Étant donné que, dans le cas concret, il n’a pas été possible d’établir avec certitude si le requérant principal avait réellement participé à la manifestation violente et si le tir direct sur les manifestants avec des grenades lacrymogènes a été un moyen approprié pour la dispersion des manifestations violentes, la CEDH n’a pas analysé les faits du point de vue du droit à la vie, mais il a conclu à la violation de l’art. 3 CEDH. En effet, les blessures graves du requérant principal et son comportement à la manifestation n’étaient nullement proportionnels à l’usage de la violence par la police.

Réglementation suffisante de l’usage des grenades lacrymogènes

La Cour EDH ne s’est pas contentée de cette constatation, mais elle a, en outre, constaté que l’usage des grenades lacrymogènes en Turquie n’était pas suffisamment réglé du point de vue légal. Certes, la Turquie a rédigé, deux ans après l’incident (2008), une directive sur l’usage de gaz lacrymogènes, cependant, là non plus, la problématique des gaz lacrymogènes n’a pas suffisamment été abordée.

Un regard dans les réglementations légales correspondantes des cantons illustre que de tels déficits existent également en Suisse. Certains cantons mentionnent, certes, au niveau des ordonnances ou des lois, l’usage des gaz lacrymogènes comme un moyen d’accomplissement des tâches policières (par exemple, les cantons de Schwyz, Uri, Thurgovie, Obwald ou d'Argovie). Cependant, seul le canton de Zürich dispose d’une réglementation détaillée sur l’usage des gaz lacrymogènes dans le § 9 et le § 10 de la Verordnung über die polizeiliche Zwangsanwendung (Ordonnance sur l’usage de la force par la police).

Conclusion

Jusqu’à ce jour, aucun cas comparable de tir direct sur les manifestants avec des grenades lacrymogènes n’est connu en Suisse.

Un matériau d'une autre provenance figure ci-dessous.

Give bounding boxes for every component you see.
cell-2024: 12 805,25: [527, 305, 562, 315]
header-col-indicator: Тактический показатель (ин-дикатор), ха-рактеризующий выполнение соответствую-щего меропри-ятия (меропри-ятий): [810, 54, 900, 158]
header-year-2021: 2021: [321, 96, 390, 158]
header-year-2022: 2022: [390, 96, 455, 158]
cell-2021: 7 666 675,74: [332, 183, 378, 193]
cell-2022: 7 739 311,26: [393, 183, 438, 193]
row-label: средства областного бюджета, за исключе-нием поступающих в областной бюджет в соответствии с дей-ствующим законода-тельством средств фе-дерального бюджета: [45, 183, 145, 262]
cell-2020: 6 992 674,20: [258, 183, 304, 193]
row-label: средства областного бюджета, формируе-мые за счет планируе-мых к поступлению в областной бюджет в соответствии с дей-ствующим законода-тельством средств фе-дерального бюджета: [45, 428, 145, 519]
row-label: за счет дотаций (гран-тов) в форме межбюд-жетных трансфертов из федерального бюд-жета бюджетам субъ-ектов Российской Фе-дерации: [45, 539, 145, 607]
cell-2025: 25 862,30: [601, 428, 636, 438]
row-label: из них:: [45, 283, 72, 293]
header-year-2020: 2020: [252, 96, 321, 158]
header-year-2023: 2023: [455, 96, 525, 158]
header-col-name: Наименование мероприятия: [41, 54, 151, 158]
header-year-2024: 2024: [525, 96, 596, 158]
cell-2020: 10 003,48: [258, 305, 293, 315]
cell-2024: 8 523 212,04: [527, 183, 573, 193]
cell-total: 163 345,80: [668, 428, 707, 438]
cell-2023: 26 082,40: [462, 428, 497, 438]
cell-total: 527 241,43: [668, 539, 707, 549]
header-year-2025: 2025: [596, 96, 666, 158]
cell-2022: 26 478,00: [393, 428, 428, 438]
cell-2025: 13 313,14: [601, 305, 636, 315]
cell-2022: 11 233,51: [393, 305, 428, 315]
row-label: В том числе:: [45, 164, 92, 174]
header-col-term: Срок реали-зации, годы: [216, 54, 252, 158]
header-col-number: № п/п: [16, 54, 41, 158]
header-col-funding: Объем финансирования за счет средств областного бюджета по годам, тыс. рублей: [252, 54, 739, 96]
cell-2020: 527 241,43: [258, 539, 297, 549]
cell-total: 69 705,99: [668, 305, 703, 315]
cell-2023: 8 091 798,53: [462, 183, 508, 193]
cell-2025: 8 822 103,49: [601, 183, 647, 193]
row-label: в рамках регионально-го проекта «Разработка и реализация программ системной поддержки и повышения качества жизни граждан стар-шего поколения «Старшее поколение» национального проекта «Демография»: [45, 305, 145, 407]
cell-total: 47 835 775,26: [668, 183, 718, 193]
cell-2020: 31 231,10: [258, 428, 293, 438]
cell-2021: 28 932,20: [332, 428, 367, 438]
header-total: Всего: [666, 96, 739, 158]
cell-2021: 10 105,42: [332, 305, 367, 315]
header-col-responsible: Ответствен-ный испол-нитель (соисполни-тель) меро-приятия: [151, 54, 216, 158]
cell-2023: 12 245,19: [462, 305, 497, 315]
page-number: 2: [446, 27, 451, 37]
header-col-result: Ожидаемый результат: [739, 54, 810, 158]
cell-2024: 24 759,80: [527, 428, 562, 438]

L’arrêt de la Cour EDH clarifie, cependant, de manière préventive, qu’un tir direct avec des grenades lacrymogènes peut être autorisé dans des situations exceptionnelles, mais seulement dans le respect des conditions strictes sur l’utilisation des armes à feu. En outre, une législation sur l’usage en général de telles grenades serait plus que nécessaire dans beaucoup de cantons.